望着色香俱全的一大桌子菜,糖醋排骨,辣子鸡丁,酸辣土豆丝…秦暖觉得肚子里的蛔虫上跳下蹿,已经是镇压不住了。
“好香!曹老头你真是好福气。”
临近饭点的时候,曹教授才进的家门,直接上饭桌了,听着秦暖这话,脸上扬起得意的笑容,那不是!
她眼中的渴望显而易见,赞美真切憨实,这嘴甜的,曹夫人心情煞是愉悦,给她夹了块排骨。
“开饭,好吃小暖你就多吃点。”曹夫人殷切开口道。
秦暖甜笑道:“谢谢师母。”
礼尚往来,秦暖也是给师母回夹了一块鸡丁。
两人你来我往,气氛甚是和谐,如果忽略一旁曹教授酸溜溜的眼神的话。
“慧芳,我也要吃排骨。”曹教授不满道。
曹夫人美目一掀,瞪了丈夫一眼道:“你有手有脚,不会自己夹么?”说完又关切的看向秦暖。
秦暖看着曹老头怨气沸腾的眼神,咯咯笑了两声,夹了一块放进他碗里。
曹老头顿时被治愈了,美滋滋开口道:“还是小暖孝顺。”
紧接着曹夫人也是默默夹了好几块香菇放进丈夫碗里。
在导师家里,秦暖前所未有的放松,脸上的笑容真切自然。
她大多时候,都是比较清冷的,要笑也是客套的笑,意味深长的笑,嘴角弧度亦是微不可察,像这般真实的笑,是很少见的。
秦暖的笑容,也是曹教授夫妇暖了几年才让它出现的。
吃完饭,有些事情避不可免的要被提起来。
“小暖,工作找的如何?”曹教授正坐在沙发上,抿了一口茶水问道。
秦暖眼神往右飘了飘,略尴尬回道:“还在找。”
曹教授眉头隆起,沉声道:“这都两个多月了,还没找到合适的工作么?”不该这样呀,以秦暖的知识素养,能力水平,应该不难,莫非是受到了什么阻碍?他顿时就想到了姜瑜。

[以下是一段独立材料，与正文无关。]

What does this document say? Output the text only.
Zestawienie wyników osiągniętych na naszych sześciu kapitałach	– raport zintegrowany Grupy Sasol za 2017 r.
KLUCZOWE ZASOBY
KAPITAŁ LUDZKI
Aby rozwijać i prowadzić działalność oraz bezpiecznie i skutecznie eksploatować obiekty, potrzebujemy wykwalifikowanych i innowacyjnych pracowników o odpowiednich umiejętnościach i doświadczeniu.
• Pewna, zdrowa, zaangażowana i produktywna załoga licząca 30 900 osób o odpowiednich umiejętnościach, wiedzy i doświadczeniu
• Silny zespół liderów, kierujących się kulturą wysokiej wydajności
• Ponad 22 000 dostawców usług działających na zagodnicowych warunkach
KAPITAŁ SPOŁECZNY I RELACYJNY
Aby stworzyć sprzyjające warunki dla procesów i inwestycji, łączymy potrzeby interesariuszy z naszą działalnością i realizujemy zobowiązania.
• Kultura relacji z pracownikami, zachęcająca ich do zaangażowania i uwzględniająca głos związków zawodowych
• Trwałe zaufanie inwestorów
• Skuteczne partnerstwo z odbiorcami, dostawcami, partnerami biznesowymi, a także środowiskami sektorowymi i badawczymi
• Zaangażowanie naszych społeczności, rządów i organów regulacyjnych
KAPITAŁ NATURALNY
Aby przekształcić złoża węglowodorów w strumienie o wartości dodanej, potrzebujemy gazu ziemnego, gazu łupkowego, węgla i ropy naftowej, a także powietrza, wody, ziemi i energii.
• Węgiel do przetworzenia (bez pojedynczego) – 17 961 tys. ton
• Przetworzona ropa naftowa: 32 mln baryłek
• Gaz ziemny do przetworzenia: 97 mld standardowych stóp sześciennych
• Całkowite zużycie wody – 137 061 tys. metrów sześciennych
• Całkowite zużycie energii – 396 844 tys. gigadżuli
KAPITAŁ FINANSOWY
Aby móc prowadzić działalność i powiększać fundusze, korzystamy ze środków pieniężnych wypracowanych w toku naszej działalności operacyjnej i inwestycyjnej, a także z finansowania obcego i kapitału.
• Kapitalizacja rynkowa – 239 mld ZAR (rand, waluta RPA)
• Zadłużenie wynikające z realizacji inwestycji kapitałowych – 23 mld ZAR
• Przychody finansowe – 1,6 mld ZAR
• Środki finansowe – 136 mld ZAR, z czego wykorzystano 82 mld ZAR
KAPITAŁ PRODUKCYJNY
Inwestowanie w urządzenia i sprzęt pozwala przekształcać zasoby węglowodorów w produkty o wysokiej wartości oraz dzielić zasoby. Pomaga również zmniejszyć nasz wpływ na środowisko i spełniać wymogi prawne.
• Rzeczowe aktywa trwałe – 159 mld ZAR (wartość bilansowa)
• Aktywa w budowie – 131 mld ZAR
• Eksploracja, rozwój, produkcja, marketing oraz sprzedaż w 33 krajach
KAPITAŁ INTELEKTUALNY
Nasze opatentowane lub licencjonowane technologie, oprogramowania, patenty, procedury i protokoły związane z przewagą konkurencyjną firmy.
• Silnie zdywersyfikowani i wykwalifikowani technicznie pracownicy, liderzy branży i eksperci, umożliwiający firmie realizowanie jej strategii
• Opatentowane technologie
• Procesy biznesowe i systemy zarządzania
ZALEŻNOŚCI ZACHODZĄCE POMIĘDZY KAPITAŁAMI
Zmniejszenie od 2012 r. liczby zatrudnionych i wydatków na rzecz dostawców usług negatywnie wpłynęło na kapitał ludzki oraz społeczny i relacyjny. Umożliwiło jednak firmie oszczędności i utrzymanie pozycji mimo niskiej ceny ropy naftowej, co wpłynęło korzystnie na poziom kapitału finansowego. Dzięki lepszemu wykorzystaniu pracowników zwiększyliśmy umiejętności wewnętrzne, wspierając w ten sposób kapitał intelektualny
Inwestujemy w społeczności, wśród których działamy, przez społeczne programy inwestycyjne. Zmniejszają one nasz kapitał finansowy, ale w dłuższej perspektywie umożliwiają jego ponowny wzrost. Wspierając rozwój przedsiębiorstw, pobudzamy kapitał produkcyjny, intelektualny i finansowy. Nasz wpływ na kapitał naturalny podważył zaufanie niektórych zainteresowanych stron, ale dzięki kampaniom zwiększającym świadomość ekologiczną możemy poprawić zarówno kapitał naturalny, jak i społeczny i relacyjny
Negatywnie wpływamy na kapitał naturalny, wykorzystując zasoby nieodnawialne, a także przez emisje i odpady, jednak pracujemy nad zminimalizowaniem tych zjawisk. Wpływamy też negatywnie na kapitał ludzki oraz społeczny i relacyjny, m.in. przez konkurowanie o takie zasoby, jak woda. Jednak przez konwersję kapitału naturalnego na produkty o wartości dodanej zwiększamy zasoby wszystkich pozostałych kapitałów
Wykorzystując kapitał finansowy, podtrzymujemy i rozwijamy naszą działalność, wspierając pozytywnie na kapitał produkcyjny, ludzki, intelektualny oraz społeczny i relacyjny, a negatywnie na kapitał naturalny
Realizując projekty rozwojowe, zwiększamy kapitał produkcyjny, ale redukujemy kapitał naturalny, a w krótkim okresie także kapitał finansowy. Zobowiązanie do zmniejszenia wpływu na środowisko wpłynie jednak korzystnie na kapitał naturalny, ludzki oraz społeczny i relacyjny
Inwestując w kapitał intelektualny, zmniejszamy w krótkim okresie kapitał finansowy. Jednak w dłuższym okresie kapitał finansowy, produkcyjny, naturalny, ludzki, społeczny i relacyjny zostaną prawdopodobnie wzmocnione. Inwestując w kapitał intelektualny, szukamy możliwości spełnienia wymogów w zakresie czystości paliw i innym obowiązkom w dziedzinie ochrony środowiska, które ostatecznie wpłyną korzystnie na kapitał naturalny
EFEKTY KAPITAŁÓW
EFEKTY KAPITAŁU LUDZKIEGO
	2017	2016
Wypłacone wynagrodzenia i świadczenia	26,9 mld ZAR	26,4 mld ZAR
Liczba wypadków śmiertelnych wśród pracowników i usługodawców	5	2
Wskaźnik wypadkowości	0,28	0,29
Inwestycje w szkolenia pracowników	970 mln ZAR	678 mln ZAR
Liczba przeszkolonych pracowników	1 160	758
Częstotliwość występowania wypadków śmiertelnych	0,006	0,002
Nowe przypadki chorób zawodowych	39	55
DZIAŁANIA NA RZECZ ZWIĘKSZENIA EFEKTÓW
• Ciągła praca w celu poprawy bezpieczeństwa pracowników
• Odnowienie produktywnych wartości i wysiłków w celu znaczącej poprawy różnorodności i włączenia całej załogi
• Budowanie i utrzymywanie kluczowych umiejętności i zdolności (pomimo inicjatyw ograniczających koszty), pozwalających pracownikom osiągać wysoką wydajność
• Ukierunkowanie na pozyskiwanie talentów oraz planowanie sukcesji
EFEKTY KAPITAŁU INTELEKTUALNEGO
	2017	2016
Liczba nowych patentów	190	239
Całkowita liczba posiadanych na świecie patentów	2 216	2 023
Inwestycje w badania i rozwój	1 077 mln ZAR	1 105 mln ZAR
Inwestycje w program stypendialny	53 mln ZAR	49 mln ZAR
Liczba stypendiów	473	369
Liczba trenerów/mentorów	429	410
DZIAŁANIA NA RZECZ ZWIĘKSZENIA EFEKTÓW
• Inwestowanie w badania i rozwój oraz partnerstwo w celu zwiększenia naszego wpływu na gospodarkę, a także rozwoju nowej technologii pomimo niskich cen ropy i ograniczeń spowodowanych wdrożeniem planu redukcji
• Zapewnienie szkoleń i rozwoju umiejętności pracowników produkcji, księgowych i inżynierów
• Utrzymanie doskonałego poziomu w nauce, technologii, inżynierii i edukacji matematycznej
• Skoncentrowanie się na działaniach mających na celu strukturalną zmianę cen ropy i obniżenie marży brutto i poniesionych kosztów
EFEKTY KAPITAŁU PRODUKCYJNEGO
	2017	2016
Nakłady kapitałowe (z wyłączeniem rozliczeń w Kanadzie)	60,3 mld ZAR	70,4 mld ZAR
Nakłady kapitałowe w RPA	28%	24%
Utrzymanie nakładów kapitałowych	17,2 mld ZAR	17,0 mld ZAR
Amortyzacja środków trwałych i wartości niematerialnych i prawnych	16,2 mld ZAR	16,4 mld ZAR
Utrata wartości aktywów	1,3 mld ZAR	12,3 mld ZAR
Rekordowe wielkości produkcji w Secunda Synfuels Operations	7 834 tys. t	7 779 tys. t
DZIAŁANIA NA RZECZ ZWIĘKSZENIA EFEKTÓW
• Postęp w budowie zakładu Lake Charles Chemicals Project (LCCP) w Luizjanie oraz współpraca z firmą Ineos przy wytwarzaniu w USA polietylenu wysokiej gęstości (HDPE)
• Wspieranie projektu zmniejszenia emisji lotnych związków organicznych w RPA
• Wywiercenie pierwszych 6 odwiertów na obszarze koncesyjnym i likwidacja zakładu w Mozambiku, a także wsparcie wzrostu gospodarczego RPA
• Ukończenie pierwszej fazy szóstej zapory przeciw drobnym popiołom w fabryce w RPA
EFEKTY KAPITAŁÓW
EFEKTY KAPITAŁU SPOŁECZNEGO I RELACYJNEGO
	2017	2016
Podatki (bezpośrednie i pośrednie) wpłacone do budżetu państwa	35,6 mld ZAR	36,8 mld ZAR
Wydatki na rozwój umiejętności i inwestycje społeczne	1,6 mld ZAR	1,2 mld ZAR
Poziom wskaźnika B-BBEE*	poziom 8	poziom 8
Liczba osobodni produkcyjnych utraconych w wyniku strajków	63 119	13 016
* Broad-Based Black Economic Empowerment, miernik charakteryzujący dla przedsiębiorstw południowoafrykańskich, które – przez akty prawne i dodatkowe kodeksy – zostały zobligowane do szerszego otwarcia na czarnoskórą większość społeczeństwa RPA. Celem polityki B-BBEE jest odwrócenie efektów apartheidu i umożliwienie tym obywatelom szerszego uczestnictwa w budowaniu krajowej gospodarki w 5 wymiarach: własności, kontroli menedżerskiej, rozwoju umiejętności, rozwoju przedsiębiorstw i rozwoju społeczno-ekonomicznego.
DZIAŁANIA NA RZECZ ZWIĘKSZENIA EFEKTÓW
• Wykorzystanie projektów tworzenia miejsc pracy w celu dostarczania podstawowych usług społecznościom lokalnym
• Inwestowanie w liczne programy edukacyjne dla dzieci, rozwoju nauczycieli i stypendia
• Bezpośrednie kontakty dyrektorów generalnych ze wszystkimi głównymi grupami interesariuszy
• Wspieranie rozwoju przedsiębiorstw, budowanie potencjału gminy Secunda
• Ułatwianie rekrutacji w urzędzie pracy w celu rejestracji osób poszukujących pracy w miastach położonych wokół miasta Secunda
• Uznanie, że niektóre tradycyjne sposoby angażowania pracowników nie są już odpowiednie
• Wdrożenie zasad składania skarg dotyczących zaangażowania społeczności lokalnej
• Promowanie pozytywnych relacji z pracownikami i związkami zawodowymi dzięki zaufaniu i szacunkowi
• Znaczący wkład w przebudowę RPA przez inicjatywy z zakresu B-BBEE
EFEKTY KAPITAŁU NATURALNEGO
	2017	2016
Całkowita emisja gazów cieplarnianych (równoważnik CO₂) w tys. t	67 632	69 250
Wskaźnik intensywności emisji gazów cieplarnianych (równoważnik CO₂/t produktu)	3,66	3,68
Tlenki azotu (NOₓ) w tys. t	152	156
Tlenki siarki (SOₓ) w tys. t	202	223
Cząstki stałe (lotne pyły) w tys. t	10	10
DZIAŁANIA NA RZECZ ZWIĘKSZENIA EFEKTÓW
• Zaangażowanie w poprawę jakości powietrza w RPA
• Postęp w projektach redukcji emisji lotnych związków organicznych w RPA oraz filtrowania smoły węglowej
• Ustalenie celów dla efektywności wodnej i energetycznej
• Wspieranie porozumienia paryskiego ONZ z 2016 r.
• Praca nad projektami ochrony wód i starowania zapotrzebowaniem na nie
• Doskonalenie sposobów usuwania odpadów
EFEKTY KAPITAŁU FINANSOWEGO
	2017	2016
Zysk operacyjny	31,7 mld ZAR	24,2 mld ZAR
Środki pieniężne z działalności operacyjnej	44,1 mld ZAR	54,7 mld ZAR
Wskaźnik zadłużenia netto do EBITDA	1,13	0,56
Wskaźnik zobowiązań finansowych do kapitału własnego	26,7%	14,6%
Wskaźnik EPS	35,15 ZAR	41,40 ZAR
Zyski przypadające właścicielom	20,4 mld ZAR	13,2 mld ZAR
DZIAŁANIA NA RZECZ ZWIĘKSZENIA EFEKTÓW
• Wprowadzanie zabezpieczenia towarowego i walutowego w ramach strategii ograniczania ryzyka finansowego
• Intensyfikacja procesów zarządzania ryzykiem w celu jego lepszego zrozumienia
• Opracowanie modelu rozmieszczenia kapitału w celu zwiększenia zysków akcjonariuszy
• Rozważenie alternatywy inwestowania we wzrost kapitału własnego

一副苦口婆心的语气接着道:“如果有什么难处就和我说。”
“没什么难处的,我只是这段时间在忙些别的事情。”秦暖瞬间领会了导师的意思,知道他可能误会了什么,忙解释道,怕导师为自己担忧。
不过她的确是要找工作了,捏着茶杯的手紧了紧。
“你自己有分寸就好。”曹教授听秦暖这番话,也不多说了。
又闲聊了半会儿,秦暖告辞离开了,她可不能耽搁导师的午休时间。